Floppy Knights Review (Viola Rose)
It took me about 27 hours to finally win the story missions. Rose City Games has a great game on their hands, it’s very fun and engaging. I have some complaints, of course, which I will get to in a minute. Floppy Knights is like part tactics RPG (without the RPG elements,) collectible card game, and pokemon. You collect digital heros and various support cards. Then do battle with them again other creatures.
I like starting with the pros first:
Fun, engaging, challenging, cute and charming.
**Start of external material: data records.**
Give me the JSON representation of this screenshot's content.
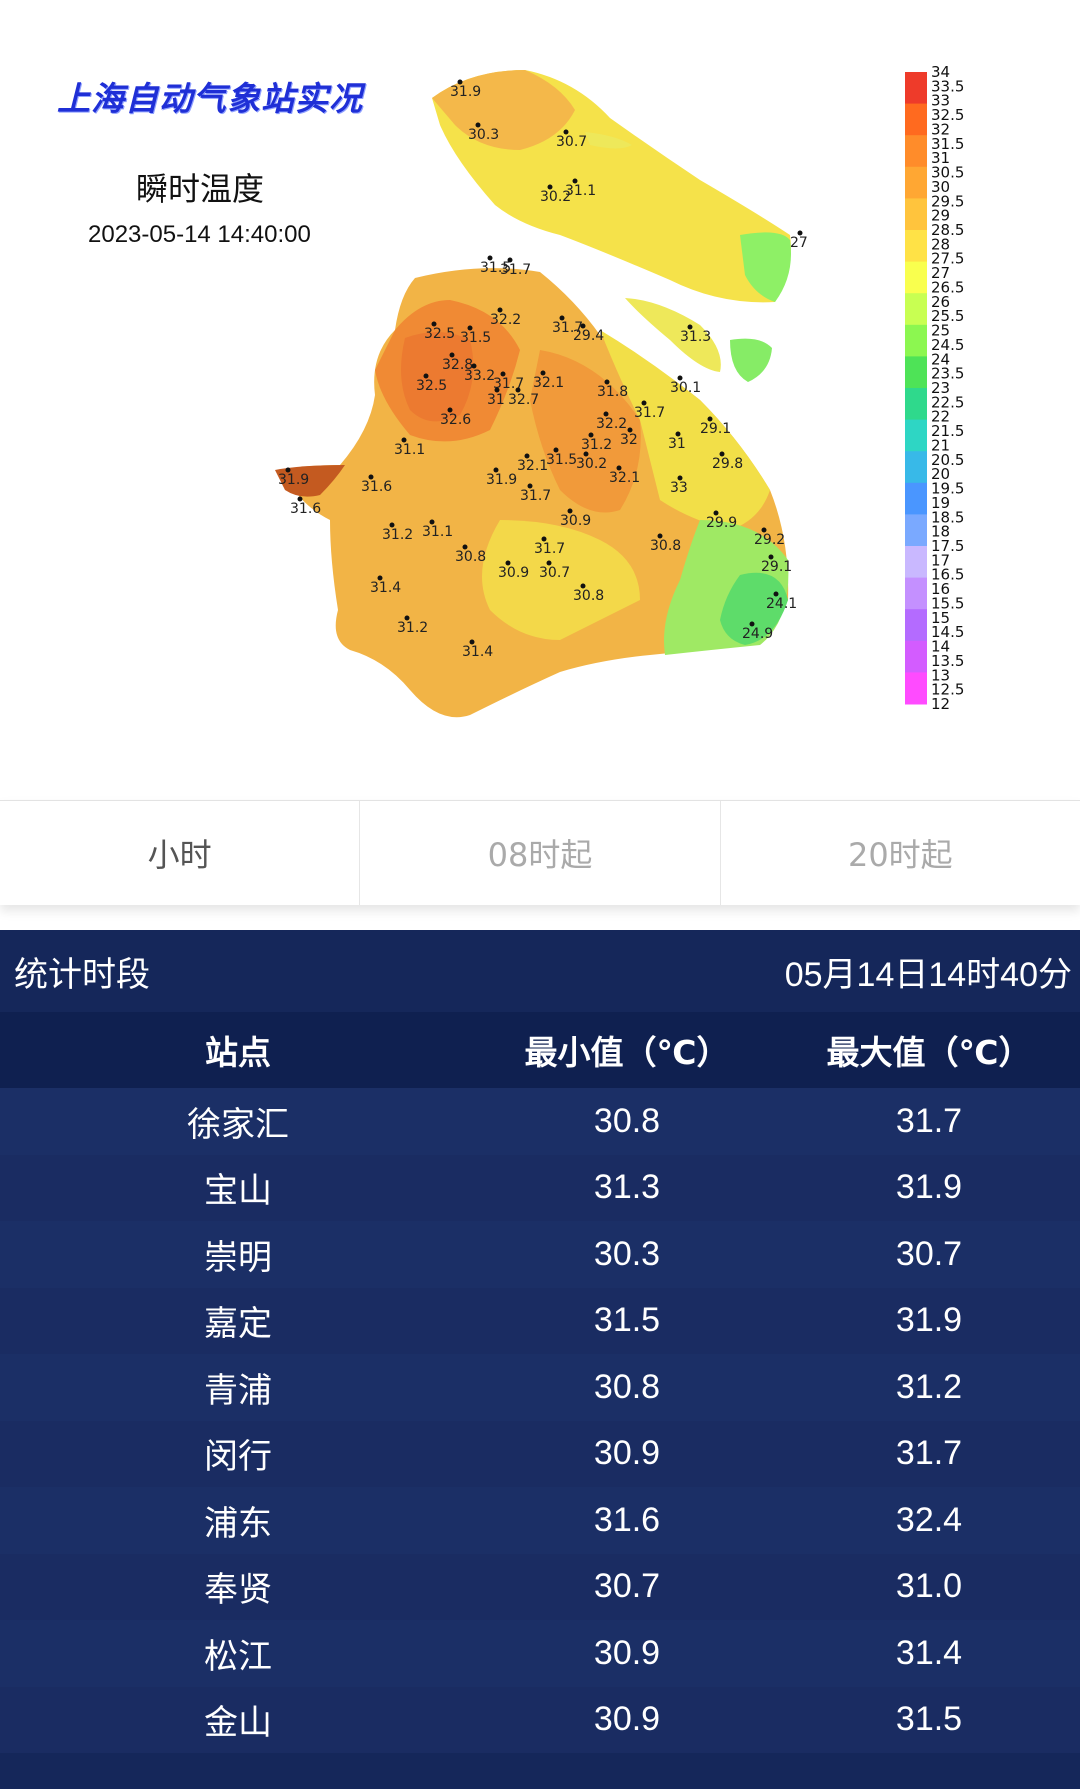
{
  "map": {
    "title": "上海自动气象站实况",
    "subtitle": "瞬时温度",
    "timestamp": "2023-05-14 14:40:00",
    "legend_labels": [
      "34",
      "33.5",
      "33",
      "32.5",
      "32",
      "31.5",
      "31",
      "30.5",
      "30",
      "29.5",
      "29",
      "28.5",
      "28",
      "27.5",
      "27",
      "26.5",
      "26",
      "25.5",
      "25",
      "24.5",
      "24",
      "23.5",
      "23",
      "22.5",
      "22",
      "21.5",
      "21",
      "20.5",
      "20",
      "19.5",
      "19",
      "18.5",
      "18",
      "17.5",
      "17",
      "16.5",
      "16",
      "15.5",
      "15",
      "14.5",
      "14",
      "13.5",
      "13",
      "12.5",
      "12"
    ],
    "legend_colors": [
      "#ee3b2a",
      "#ff6a1f",
      "#ff8c2a",
      "#ffa733",
      "#ffc43d",
      "#ffe246",
      "#f9ff4e",
      "#c8ff52",
      "#8cf750",
      "#4ee357",
      "#2fd98c",
      "#2ed6c4",
      "#38b9e8",
      "#4a96ff",
      "#7aa9ff",
      "#c9b8ff",
      "#c490ff",
      "#b46bff",
      "#d35cff",
      "#ff4bff"
    ],
    "stations": [
      {
        "v": "31.9"
      },
      {
        "v": "30.3"
      },
      {
        "v": "30.7"
      },
      {
        "v": "30.2"
      },
      {
        "v": "31.1"
      },
      {
        "v": "27"
      },
      {
        "v": "31.5"
      },
      {
        "v": "31.7"
      },
      {
        "v": "32.5"
      },
      {
        "v": "31.5"
      },
      {
        "v": "32.2"
      },
      {
        "v": "31.7"
      },
      {
        "v": "29.4"
      },
      {
        "v": "31.3"
      },
      {
        "v": "32.8"
      },
      {
        "v": "33.2"
      },
      {
        "v": "31.7"
      },
      {
        "v": "32.1"
      },
      {
        "v": "32.5"
      },
      {
        "v": "31"
      },
      {
        "v": "32.7"
      },
      {
        "v": "31.8"
      },
      {
        "v": "30.1"
      },
      {
        "v": "32.6"
      },
      {
        "v": "32.2"
      },
      {
        "v": "31.7"
      },
      {
        "v": "31.1"
      },
      {
        "v": "31.2"
      },
      {
        "v": "32"
      },
      {
        "v": "29.1"
      },
      {
        "v": "31"
      },
      {
        "v": "31.9"
      },
      {
        "v": "31.6"
      },
      {
        "v": "31.9"
      },
      {
        "v": "32.1"
      },
      {
        "v": "31.5"
      },
      {
        "v": "30.2"
      },
      {
        "v": "32.1"
      },
      {
        "v": "29.8"
      },
      {
        "v": "33"
      },
      {
        "v": "31.6"
      },
      {
        "v": "31.7"
      },
      {
        "v": "30.9"
      },
      {
        "v": "29.9"
      },
      {
        "v": "31.2"
      },
      {
        "v": "31.1"
      },
      {
        "v": "31.7"
      },
      {
        "v": "30.8"
      },
      {
        "v": "29.2"
      },
      {
        "v": "30.8"
      },
      {
        "v": "30.9"
      },
      {
        "v": "30.7"
      },
      {
        "v": "29.1"
      },
      {
        "v": "31.4"
      },
      {
        "v": "30.8"
      },
      {
        "v": "24.1"
      },
      {
        "v": "31.2"
      },
      {
        "v": "24.9"
      },
      {
        "v": "31.4"
      }
    ]
  },
  "tabs": [
    {
      "label": "小时",
      "active": true
    },
    {
      "label": "08时起",
      "active": false
    },
    {
      "label": "20时起",
      "active": false
    }
  ],
  "stats": {
    "period_label": "统计时段",
    "period_value": "05月14日14时40分",
    "columns": [
      "站点",
      "最小值（℃）",
      "最大值（℃）"
    ],
    "rows": [
      {
        "station": "徐家汇",
        "min": "30.8",
        "max": "31.7"
      },
      {
        "station": "宝山",
        "min": "31.3",
        "max": "31.9"
      },
      {
        "station": "崇明",
        "min": "30.3",
        "max": "30.7"
      },
      {
        "station": "嘉定",
        "min": "31.5",
        "max": "31.9"
      },
      {
        "station": "青浦",
        "min": "30.8",
        "max": "31.2"
      },
      {
        "station": "闵行",
        "min": "30.9",
        "max": "31.7"
      },
      {
        "station": "浦东",
        "min": "31.6",
        "max": "32.4"
      },
      {
        "station": "奉贤",
        "min": "30.7",
        "max": "31.0"
      },
      {
        "station": "松江",
        "min": "30.9",
        "max": "31.4"
      },
      {
        "station": "金山",
        "min": "30.9",
        "max": "31.5"
      }
    ]
  }
}
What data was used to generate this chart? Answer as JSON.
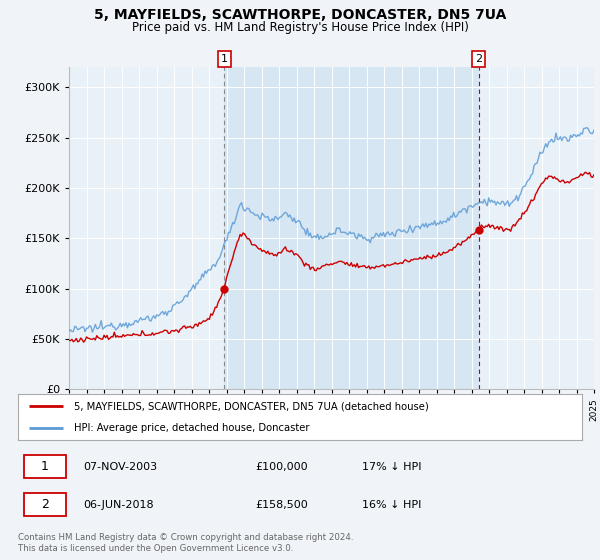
{
  "title": "5, MAYFIELDS, SCAWTHORPE, DONCASTER, DN5 7UA",
  "subtitle": "Price paid vs. HM Land Registry's House Price Index (HPI)",
  "background_color": "#f0f4f8",
  "plot_background": "#ffffff",
  "shade_color": "#ddeeff",
  "grid_color": "#cccccc",
  "legend_entries": [
    "5, MAYFIELDS, SCAWTHORPE, DONCASTER, DN5 7UA (detached house)",
    "HPI: Average price, detached house, Doncaster"
  ],
  "annotation1": [
    "1",
    "07-NOV-2003",
    "£100,000",
    "17% ↓ HPI"
  ],
  "annotation2": [
    "2",
    "06-JUN-2018",
    "£158,500",
    "16% ↓ HPI"
  ],
  "footer": "Contains HM Land Registry data © Crown copyright and database right 2024.\nThis data is licensed under the Open Government Licence v3.0.",
  "ylim": [
    0,
    320000
  ],
  "yticks": [
    0,
    50000,
    100000,
    150000,
    200000,
    250000,
    300000
  ],
  "year_start": 1995,
  "year_end": 2025,
  "sale1_year": 2003.875,
  "sale1_price": 100000,
  "sale2_year": 2018.417,
  "sale2_price": 158500,
  "hpi_color": "#5b9bd5",
  "red_color": "#cc0000",
  "dashed_gray": "#999999",
  "dashed_red": "#cc0000"
}
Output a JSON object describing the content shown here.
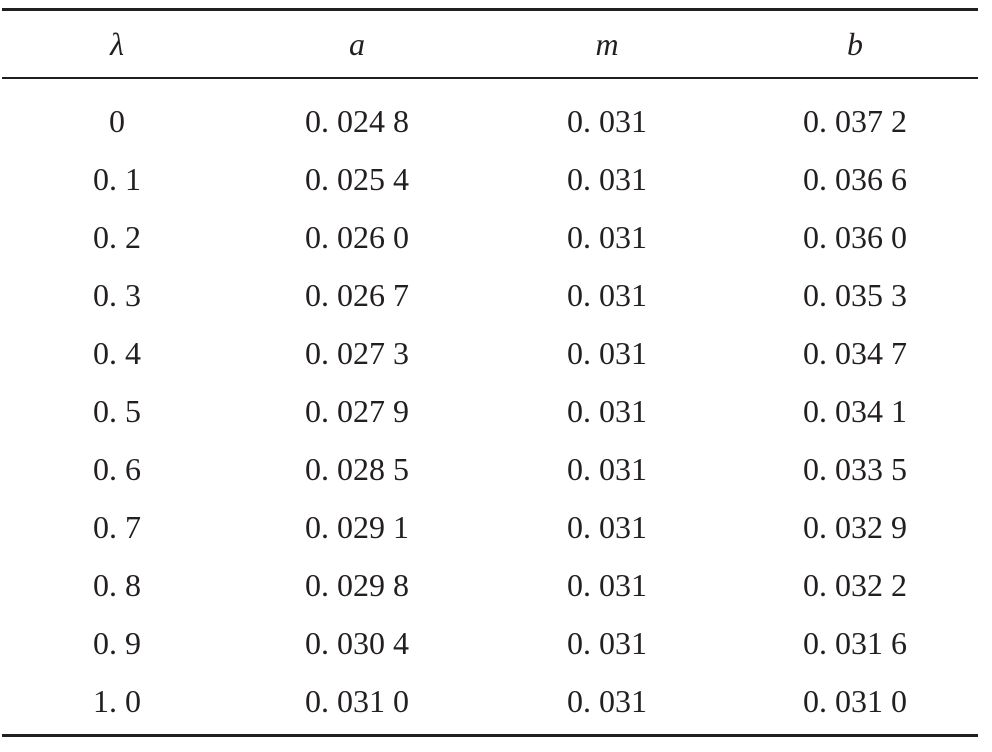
{
  "table": {
    "columns": [
      "λ",
      "a",
      "m",
      "b"
    ],
    "rows": [
      [
        "0",
        "0. 024 8",
        "0. 031",
        "0. 037 2"
      ],
      [
        "0. 1",
        "0. 025 4",
        "0. 031",
        "0. 036 6"
      ],
      [
        "0. 2",
        "0. 026 0",
        "0. 031",
        "0. 036 0"
      ],
      [
        "0. 3",
        "0. 026 7",
        "0. 031",
        "0. 035 3"
      ],
      [
        "0. 4",
        "0. 027 3",
        "0. 031",
        "0. 034 7"
      ],
      [
        "0. 5",
        "0. 027 9",
        "0. 031",
        "0. 034 1"
      ],
      [
        "0. 6",
        "0. 028 5",
        "0. 031",
        "0. 033 5"
      ],
      [
        "0. 7",
        "0. 029 1",
        "0. 031",
        "0. 032 9"
      ],
      [
        "0. 8",
        "0. 029 8",
        "0. 031",
        "0. 032 2"
      ],
      [
        "0. 9",
        "0. 030 4",
        "0. 031",
        "0. 031 6"
      ],
      [
        "1. 0",
        "0. 031 0",
        "0. 031",
        "0. 031 0"
      ]
    ]
  }
}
All the characters are all very charming, and at times rather cute and run. The battle stages, for the lack of a better word, are very well designed and play tested. The story missions are engaging, and I felt sucked into the overall adventure. Each of the chapters has their own over all theme and mechanics twists. What I feel is really well done is that the designers don’t just throw away mechanics at the end of the chapters. They instead find creative ways to integrate the learned mechanics in later stages to make the player feel like they are learning what they need to win.
Cons:
The game gets very challenging, and before the recent update, borderline impossible to progress. I spent almost an entire month, playing on/off, trying to beat 6-3. I’m thankful they eventually re-balanced the mission, but I feel like the balance patch before the most recent one had the combo needed to win but was removed. Which brings me to the other major complaint about the game: in the later levels, it becomes kind of obvious that there is only one or two intended ways to win. And if you do not have the right deck, AND top deck the right cards in the right sequence, it’s intended that you simply start over until you do. This breaks the flow of the game and adds a level of unnecessary difficulty to an already difficult game. This isn’t so much as *objectively bad* in so much as just not my personal thing.
Overall, 8/10. It’s very fun and engaging but gets very very hard later. As a longtime player of video games, I expect games to get harder as they progress – almost every game is like that. But sometimes devs patch what they believe is an unfair strategy, which is common in CCGs, but in doing so, sometimes stuff gets missed and that breaks something else. This is simply the nature of CCG game dev, and I don’t blame them for it. I just wish, sometimes, a little more time is spent play testing the intended change before releasing it. It’s obvious a lot of care and love was put into Floppy Knights.
In my final comments, there are also several challenge levels that I have only completed a couple of so far. This review is for the core story campaign.